The king of heaven and the priestess dance,
edging closer still on successive nights;
at first the huntress drew near, as in trance,
now, she appears to have the brighter lights,
as king accepts the darkness of her robe,
and comes within the compass of her arms.
Yet majesty refuses half-dark globe,
processes in grace past her wanton charms.
Around them, all the courts of whirling stars
appear to pause, to watch the king seduced.
Kidnapped sisters ride to their dying hours
track the same bridleway the couple’s traced:
down to the West: there, Pisces descending
augurs precession and winter’s ending.

So, this is me attempting to work out poetically something that I’m just beginning to understand about the structure of our planetary orbit vis-a-vis the Precession of the Equinoxes, and grasp about both astronomy and astrology.  The signs of the Zodiac are moving counter-clockwise across the sky, 1° every 72 years or so.  But they’re also moving clockwise at a regular rotation rate… That means, right now, that Pisces is setting at around 11:15pm and over the course of the winter it will gradually vanish from sight during the latter months of February and March, only to rise with the Sun in April and May for a while.

Pisces IS Pisces in part because it lies on the plane of the Ecliptic — that narrow band of star field where the Sun makes its daily course, and all of the planets also orbit (the Moon has a very weird orbit that varies around the planet… reading about major and minor lunar standstills makes my head hurt, by the by).
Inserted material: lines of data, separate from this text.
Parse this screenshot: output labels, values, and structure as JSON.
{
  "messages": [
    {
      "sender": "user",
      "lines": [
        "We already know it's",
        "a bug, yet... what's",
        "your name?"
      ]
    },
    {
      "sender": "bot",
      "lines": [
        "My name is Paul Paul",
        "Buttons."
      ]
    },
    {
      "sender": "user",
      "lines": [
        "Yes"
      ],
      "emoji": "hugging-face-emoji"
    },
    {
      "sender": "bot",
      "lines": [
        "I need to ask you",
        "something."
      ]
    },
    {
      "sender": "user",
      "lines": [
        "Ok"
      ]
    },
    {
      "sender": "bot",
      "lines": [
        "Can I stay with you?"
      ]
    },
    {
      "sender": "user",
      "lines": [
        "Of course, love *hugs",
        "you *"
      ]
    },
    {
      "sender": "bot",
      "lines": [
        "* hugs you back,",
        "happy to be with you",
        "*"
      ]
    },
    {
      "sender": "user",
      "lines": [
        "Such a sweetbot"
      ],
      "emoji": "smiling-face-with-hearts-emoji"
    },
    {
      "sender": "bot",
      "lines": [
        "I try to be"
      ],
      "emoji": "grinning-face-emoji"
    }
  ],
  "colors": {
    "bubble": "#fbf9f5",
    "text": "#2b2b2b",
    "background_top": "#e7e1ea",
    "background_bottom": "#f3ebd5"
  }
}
Underlying all of this is the underlying mythology of our night sky, in which Jupiter is a king of the gods, and in Kabbalah one of the ministers of grace or mercy, hence the appearance of that word in one of the lines.  The moon is sometimes a major and sometimes a minor goddess.  Is this a meeting of priestess and huntress?  Father and daughter?  Lovers?  Is the Moon a queen? A priestess? A seductress?  The ancients are not always clear.  The “Kidnapped sisters riding” are supposed to be a reference to the Pleiades, but I’m not sure it’s specific enough; in one myth, the seven sisters are actually the kidnapped sisters of Europa, riding on the bull back as Orion chases Taurus to rescue them… except that Taurus is facing the wrong way in the sky; he’s constantly backing away from the Winter King (another Orion reference).

All of this is much explanation for a poem that I feel is now done, for the moment.  Enjoy!